Every morning billions of people around the world leave their homes all in the name of work, struggling for sustenance and doing the conventional. Many work hard every day to make good income but yet not knowing who they sweat for. As a result, they build faulty premise around their work, convolute work ethics and make their work terrifyingly unproductive and un-conducive. This is the answer for most workplace disputes.

Grant Thorpe made a grand contribution to this topic in his article, A Christian View of Work and Vocation. Grant acknowledges that all relationships derive from God and hold together only in Christ (See Acts 17:26-28, Col. 1:15-20). And work relationships are the same. Slaves were to obey their earthly masters, not as men-pleasers, but fearing the Lord, and serving the Lord Christ. Masters were to treat slaves justly and fairly knowing that they had a Master in heaven (Col. 3:22-4:1 Also Eph. 6:5-9). The same should define work relationship between an employer and an employee.

Whom do we work for? Christians betray their true attitude to God as much by how they work as by how they worship. If a Christian in fact works for God, to please God, knowing they will be rewarded by God, it is clear that his approach to work will be drastically precious. In the same way, other relationships will follow the same order. A wife is to live as is fitting in the Lord and children to live so as to please the Lord (cf. Col. 3:18, 20). It all makes sense.

If a person can quickly reject this understanding of working for God, as unreal or idealistic, it would be good for them to ask if their relationship to God was real-or only idealistic.

Parables such as the vineyard and its tenants (Matt. 21:33-44) and the talents (Matt. 25:14-30), teach that God holds man responsible for every work entrusted to him.
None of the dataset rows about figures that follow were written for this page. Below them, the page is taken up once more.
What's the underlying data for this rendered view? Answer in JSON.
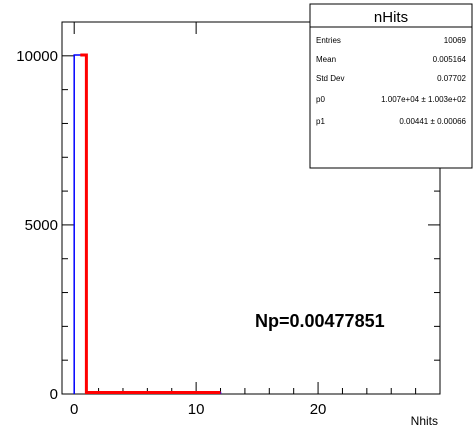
{
  "chart_data": {
    "type": "histogram",
    "xlabel": "Nhits",
    "ylabel": "",
    "xlim": [
      -1,
      30
    ],
    "ylim": [
      0,
      11000
    ],
    "x_ticks": [
      0,
      10,
      20
    ],
    "y_ticks": [
      0,
      5000,
      10000
    ],
    "y_tick_labels": [
      "0",
      "5000",
      "10000"
    ],
    "x_tick_labels": [
      "0",
      "10",
      "20"
    ],
    "bins": [
      {
        "low": 0,
        "high": 1,
        "value": 10024
      },
      {
        "low": 1,
        "high": 12,
        "value": 45
      }
    ],
    "fit": {
      "color": "#ff0000",
      "segments": [
        {
          "x0": 0.5,
          "x1": 1.0,
          "y": 10024
        },
        {
          "x0": 1.0,
          "x1": 12.0,
          "y": 45
        }
      ]
    },
    "histogram_color": "#0000ff",
    "fit_color": "#ff0000",
    "annotation": "Np=0.00477851",
    "stats": {
      "title": "nHits",
      "rows": [
        {
          "label": "Entries",
          "value": "10069"
        },
        {
          "label": "Mean",
          "value": "0.005164"
        },
        {
          "label": "Std Dev",
          "value": "0.07702"
        },
        {
          "label": "p0",
          "value": "1.007e+04 ± 1.003e+02"
        },
        {
          "label": "p1",
          "value": "0.00441 ± 0.00066"
        }
      ]
    }
  }
}
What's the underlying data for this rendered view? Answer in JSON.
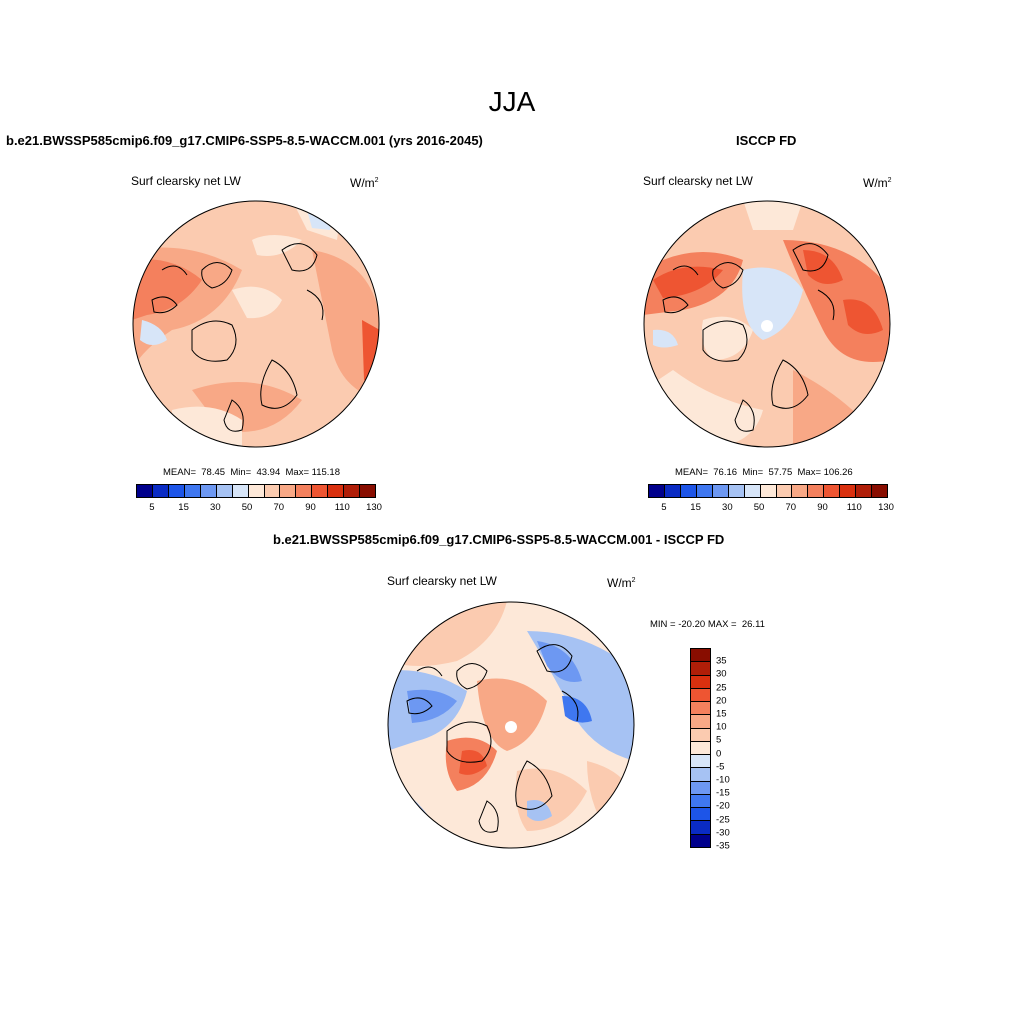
{
  "figure": {
    "season": "JJA"
  },
  "panels": [
    {
      "title": "b.e21.BWSSP585cmip6.f09_g17.CMIP6-SSP5-8.5-WACCM.001 (yrs 2016-2045)",
      "variable": "Surf clearsky net LW",
      "units": "W/m",
      "units_sup": "2",
      "stats": "MEAN=  78.45  Min=  43.94  Max= 115.18",
      "mean": 78.45,
      "min": 43.94,
      "max": 115.18,
      "colorbar_ticks": [
        "5",
        "15",
        "30",
        "50",
        "70",
        "90",
        "110",
        "130"
      ]
    },
    {
      "title": "ISCCP FD",
      "variable": "Surf clearsky net LW",
      "units": "W/m",
      "units_sup": "2",
      "stats": "MEAN=  76.16  Min=  57.75  Max= 106.26",
      "mean": 76.16,
      "min": 57.75,
      "max": 106.26,
      "colorbar_ticks": [
        "5",
        "15",
        "30",
        "50",
        "70",
        "90",
        "110",
        "130"
      ]
    },
    {
      "title": "b.e21.BWSSP585cmip6.f09_g17.CMIP6-SSP5-8.5-WACCM.001 - ISCCP FD",
      "variable": "Surf clearsky net LW",
      "units": "W/m",
      "units_sup": "2",
      "stats": "MIN = -20.20 MAX =  26.11",
      "min": -20.2,
      "max": 26.11,
      "colorbar_ticks": [
        "35",
        "30",
        "25",
        "20",
        "15",
        "10",
        "5",
        "0",
        "-5",
        "-10",
        "-15",
        "-20",
        "-25",
        "-30",
        "-35"
      ]
    }
  ],
  "colors": {
    "abs_scale": [
      "#00008c",
      "#0a2bc4",
      "#1d55e8",
      "#3f77f0",
      "#6d98f2",
      "#a6c2f3",
      "#d7e5f8",
      "#fde8d8",
      "#fbcbb0",
      "#f8a886",
      "#f4805d",
      "#ee5532",
      "#d9300f",
      "#b01e08",
      "#880d00"
    ],
    "diff_scale": [
      "#880d00",
      "#b01e08",
      "#d9300f",
      "#ee5532",
      "#f4805d",
      "#f8a886",
      "#fbcbb0",
      "#fde8d8",
      "#d7e5f8",
      "#a6c2f3",
      "#6d98f2",
      "#3f77f0",
      "#1d55e8",
      "#0a2bc4",
      "#00008c"
    ]
  }
}
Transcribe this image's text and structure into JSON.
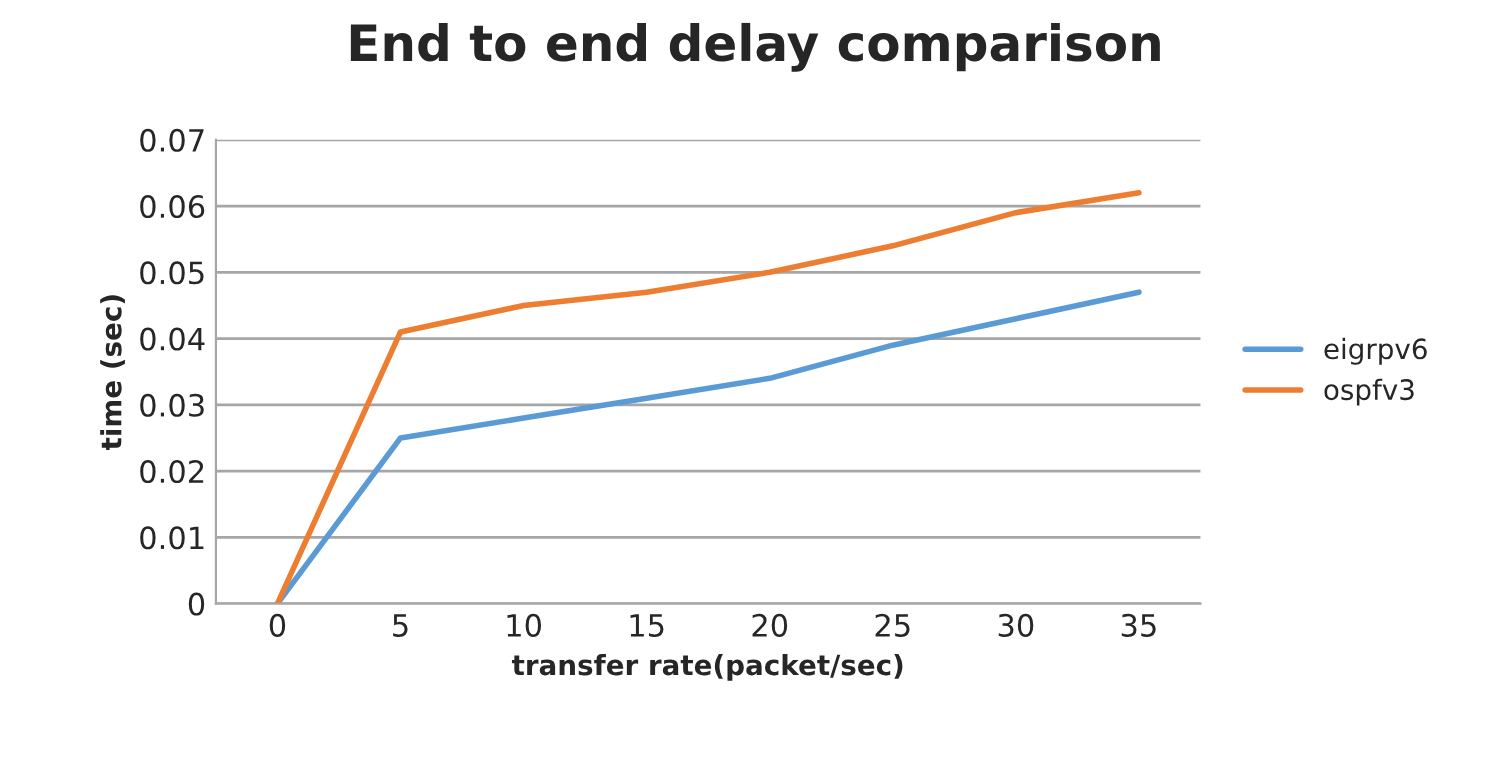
{
  "chart_data": {
    "type": "line",
    "title": "End to end delay comparison",
    "xlabel": "transfer rate(packet/sec)",
    "ylabel": "time (sec)",
    "categories": [
      "0",
      "5",
      "10",
      "15",
      "20",
      "25",
      "30",
      "35"
    ],
    "series": [
      {
        "name": "eigrpv6",
        "color": "#5b9bd5",
        "values": [
          0,
          0.025,
          0.028,
          0.031,
          0.034,
          0.039,
          0.043,
          0.047
        ]
      },
      {
        "name": "ospfv3",
        "color": "#ed7d31",
        "values": [
          0,
          0.041,
          0.045,
          0.047,
          0.05,
          0.054,
          0.059,
          0.062
        ]
      }
    ],
    "ylim": [
      0,
      0.07
    ],
    "yticks": [
      {
        "value": 0,
        "label": "0"
      },
      0.01,
      0.02,
      0.03,
      0.04,
      0.05,
      0.06,
      0.07
    ],
    "grid": "y",
    "legend": "right",
    "marker": "none",
    "line_style": "solid"
  }
}
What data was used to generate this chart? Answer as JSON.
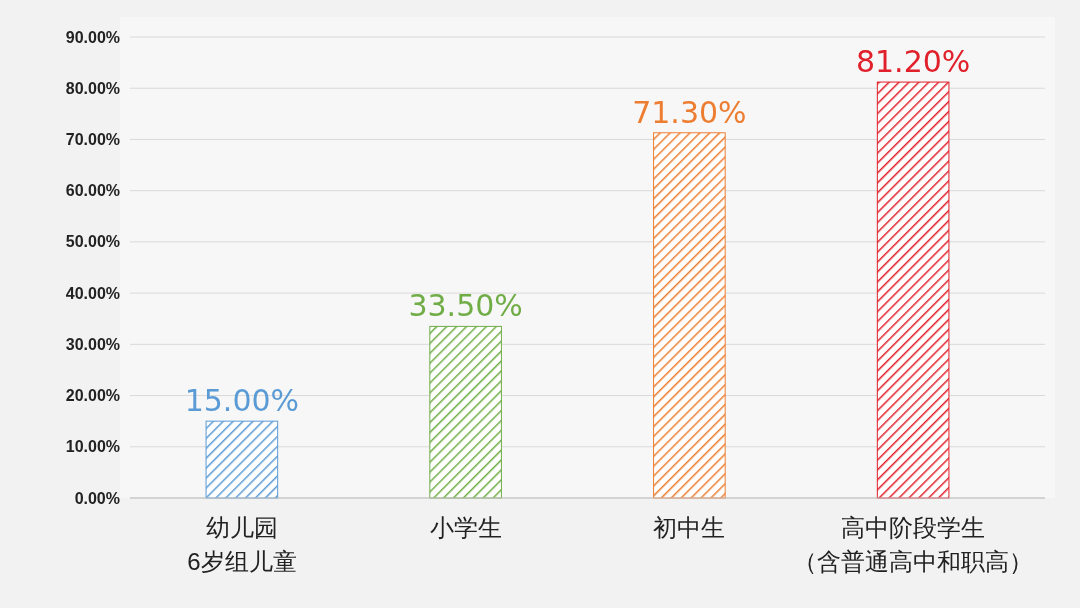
{
  "chart_data": {
    "type": "bar",
    "categories": [
      "幼儿园6岁组儿童",
      "小学生",
      "初中生",
      "高中阶段学生（含普通高中和职高）"
    ],
    "values": [
      15,
      33.5,
      71.3,
      81.2
    ],
    "colors": [
      "#5b9bd5",
      "#70ad47",
      "#ed7d31",
      "#e0202a"
    ],
    "value_labels": [
      "15.00%",
      "33.50%",
      "71.30%",
      "81.20%"
    ],
    "ylim": [
      0,
      90
    ],
    "yticks": [
      {
        "value": 0,
        "label": "0.00%"
      },
      {
        "value": 10,
        "label": "10.00%"
      },
      {
        "value": 20,
        "label": "20.00%"
      },
      {
        "value": 30,
        "label": "30.00%"
      },
      {
        "value": 40,
        "label": "40.00%"
      },
      {
        "value": 50,
        "label": "50.00%"
      },
      {
        "value": 60,
        "label": "60.00%"
      },
      {
        "value": 70,
        "label": "70.00%"
      },
      {
        "value": 80,
        "label": "80.00%"
      },
      {
        "value": 90,
        "label": "90.00%"
      }
    ],
    "grid": "y"
  }
}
This includes the whole deeds of man, and not exclusively what may be called religious duties. Come to think of it, even the fourth commandment (cf. Exo. 20:4) requires first, that in six days, man shall do all his work before keeping holy the Sabbath.

The Christian man therefore is answerable first to God in respect to proper management functions.

In all relationships, authority is delegated to those in leadership roles, and that these leadership roles are to be respected because they are delegated rather than because they deserve to be respected. The New Testament is not unmindful that this on occasions will lead to injustice and affirms that the offended party is to commit his case to God. There is no mention of rejecting the authority however. This entails that the means are now available whereby the power of employers can be checked, but in using these means, employees should remember also that they work to please God and that it has pleased God to make leadership essential to work relationships for proper management functions.

Besides, Proverbs 27:18 tells us that he who guards his master will be honoured. Mordecai did this with very significant results (Esther 2:22). This suggests that in a wider scope, employees should seek the well being of their employer. Judaean captives in Babylon were told to seek the welfare of the city to which they were taken hostage because from that would come their own welfare (Jer. 29:7). Daniel obviously maintained his place as statesman to pagan kings because he sought their welfare (Dan. 4:19). In each of these cases, the authorities were far from seeking the objectives of God (although they might), yet God’s objectives were fulfilled by men meeting their obligations to their immediate pagan employers, as far as was possible. This means that every work done, directly or indirectly, is accountable to God.

Those who have endless objections to their employers may in fact be reaping the reward of not seeking their employer’s welfare and probably expressing their rebellion towards God simply for not knowing whom they work for and thus bringing dishonored on themselves, contrary to the supposed promise of Proverbs 27:18.

Be careful! Love and learn from your boss and you shall lead someday.